For people looking for a less expensive option, dial-up (analog), which runs through the telephone lines, might be the answer.
“That’s all we’ve ever had,” commented Denise Ernst, who lives west of Lester Prairie. Ernst said her family mainly uses the Internet to check e-mail. “We don’t use it a whole lot because it’s so slow.”
Satellite Internet, which connects users via a satellite that orbits the earth, is faster than dial-up, but also costs more. One advantage of satellite, however, is that many people in remote areas can receive service.
“As long as there’s a clear view of the southern sky,” a McLeod Coop Power representative said.
One drawback of satellite, however, is that it is affected by weather. Condensation in the atmosphere, as well as thunderstorms, can block the signal, McLeod Coop Power said.
In Minnesota, wireless broadband is becoming widespread, according to non-profit organization Connect Minnesota, which recently released a map detailing the availability of broadband across the state.
Early data shows that 92 percent of Minnesota households have broadband available to them, according to Gene R. South, Sr. of Lakedale Communications, a wireless provider serving the Annandale area.
“The average download speed statewide is higher than we have seen in any other state, at approximately 6.5 mbps,” Brent Legg of Connected Nation, (the parent company of Connect Minnesota) noted. “The average upload speed is approximately 1.5 mbps.”
Although the best type of Internet connection for each household may vary, the demand for Internet access in rural areas is increasing.
“It’s a way for farmers to be more cost-effective,” Will said.

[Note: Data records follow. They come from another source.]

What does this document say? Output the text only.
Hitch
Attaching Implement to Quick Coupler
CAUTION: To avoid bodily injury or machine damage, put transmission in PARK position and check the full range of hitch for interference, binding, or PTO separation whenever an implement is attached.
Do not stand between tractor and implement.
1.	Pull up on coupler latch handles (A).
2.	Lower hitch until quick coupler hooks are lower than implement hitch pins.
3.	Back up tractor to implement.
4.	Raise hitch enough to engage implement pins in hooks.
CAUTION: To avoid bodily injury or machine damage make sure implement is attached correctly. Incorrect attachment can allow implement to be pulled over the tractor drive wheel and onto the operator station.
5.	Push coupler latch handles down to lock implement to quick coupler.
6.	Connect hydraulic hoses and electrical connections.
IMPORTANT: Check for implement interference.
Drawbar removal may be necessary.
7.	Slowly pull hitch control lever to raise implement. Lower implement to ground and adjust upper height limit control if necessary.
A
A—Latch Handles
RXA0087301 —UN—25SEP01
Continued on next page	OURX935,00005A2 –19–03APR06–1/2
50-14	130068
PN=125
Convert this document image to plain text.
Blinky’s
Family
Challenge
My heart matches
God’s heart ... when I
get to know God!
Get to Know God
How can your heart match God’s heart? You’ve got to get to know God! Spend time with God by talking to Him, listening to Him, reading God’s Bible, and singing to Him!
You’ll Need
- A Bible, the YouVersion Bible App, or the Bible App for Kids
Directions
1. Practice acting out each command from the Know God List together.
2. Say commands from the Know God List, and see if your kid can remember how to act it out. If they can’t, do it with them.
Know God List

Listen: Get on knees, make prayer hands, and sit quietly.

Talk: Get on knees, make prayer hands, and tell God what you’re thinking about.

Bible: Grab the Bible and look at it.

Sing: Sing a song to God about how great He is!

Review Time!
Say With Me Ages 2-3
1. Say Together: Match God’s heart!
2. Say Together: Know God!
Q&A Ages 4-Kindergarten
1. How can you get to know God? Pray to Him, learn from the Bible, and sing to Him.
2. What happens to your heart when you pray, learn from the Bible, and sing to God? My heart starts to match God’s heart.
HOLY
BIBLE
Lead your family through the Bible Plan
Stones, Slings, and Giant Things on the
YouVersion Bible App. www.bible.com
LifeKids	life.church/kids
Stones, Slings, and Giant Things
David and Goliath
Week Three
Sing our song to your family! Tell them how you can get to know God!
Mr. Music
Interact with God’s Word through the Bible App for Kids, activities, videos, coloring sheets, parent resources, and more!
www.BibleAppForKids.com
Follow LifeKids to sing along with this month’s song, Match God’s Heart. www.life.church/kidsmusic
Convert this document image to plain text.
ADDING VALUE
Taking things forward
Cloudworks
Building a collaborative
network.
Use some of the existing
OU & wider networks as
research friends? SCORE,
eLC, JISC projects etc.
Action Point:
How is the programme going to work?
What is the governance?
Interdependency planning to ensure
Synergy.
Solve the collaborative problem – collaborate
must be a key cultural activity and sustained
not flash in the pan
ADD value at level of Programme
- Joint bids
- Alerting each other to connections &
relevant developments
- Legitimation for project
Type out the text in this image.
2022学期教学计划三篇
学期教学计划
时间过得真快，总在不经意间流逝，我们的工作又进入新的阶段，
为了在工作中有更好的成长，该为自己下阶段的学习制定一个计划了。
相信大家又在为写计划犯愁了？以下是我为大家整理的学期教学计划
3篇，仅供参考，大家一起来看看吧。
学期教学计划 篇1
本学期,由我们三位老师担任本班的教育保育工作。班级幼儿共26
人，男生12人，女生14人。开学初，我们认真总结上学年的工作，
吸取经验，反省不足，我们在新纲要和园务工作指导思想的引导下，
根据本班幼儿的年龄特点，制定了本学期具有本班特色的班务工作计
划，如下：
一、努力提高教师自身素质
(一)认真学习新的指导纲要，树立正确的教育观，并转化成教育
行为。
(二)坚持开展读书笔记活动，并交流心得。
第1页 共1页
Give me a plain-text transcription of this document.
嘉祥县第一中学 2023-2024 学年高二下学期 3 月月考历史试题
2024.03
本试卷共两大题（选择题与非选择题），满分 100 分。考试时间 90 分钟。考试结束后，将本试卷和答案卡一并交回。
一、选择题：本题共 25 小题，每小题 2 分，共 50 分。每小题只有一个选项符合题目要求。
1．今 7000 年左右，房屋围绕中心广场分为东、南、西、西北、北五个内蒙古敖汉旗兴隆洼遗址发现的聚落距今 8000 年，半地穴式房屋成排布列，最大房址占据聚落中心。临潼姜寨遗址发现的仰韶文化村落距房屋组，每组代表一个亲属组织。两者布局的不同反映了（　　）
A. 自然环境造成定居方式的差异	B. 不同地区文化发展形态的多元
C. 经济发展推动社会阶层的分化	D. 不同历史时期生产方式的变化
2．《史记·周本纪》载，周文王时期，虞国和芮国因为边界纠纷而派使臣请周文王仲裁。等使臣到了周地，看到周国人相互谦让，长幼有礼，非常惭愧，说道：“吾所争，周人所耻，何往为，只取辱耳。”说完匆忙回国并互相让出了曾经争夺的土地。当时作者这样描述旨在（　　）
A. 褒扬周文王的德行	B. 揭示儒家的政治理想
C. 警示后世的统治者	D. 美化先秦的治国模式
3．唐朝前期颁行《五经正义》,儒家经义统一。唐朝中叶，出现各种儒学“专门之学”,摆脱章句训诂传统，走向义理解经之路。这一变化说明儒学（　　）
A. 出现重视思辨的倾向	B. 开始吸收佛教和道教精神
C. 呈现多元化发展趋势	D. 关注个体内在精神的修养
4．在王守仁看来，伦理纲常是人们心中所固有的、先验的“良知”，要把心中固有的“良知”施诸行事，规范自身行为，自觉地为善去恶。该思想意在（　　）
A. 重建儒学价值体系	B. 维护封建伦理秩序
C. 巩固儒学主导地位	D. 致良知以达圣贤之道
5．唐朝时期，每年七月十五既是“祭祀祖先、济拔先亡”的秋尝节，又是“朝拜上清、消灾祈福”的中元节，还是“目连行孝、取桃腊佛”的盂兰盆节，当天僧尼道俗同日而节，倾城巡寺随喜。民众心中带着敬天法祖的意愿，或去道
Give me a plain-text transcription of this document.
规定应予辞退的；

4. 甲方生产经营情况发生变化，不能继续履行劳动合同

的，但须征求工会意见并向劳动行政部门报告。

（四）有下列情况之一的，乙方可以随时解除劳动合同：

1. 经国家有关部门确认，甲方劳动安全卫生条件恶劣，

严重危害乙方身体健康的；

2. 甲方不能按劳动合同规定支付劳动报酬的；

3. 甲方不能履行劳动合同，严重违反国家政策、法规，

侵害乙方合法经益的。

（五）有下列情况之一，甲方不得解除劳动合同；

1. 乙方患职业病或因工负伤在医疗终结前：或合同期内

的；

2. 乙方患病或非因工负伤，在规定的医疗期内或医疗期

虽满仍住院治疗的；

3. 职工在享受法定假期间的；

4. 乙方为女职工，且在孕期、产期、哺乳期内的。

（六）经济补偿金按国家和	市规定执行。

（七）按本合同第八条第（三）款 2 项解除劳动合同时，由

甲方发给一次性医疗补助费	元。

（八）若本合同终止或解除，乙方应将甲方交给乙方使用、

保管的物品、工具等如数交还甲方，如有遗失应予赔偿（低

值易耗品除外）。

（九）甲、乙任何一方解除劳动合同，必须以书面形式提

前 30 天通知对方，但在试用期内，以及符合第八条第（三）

Online, farmers can order equipment, pay bills, check current feed prices, and receive updated weather forecasts.
“We get a great deal of farmers,” Broadband president Mark Wegscheid said.
The Internet can also be a tool for learning and entertainment, Wegscheid added.
Currently, his company is working with Ron Schara of Minnesota Bound to stream live nature videos directly to the Minnesota Bound web site, www.mnbound.com.
They are planning to use a solar-powered IP camera attached to a 150-foot cable, which will run a signal to the radio tower. This will allow live footage of coyote dens, eagles’ nests, beaver huts, and other wildlife to be streamed directly to the Internet.
Cray, Starrla. “Rural areas enjoy speedy Internet.” Herald Journal. April 13, 2009.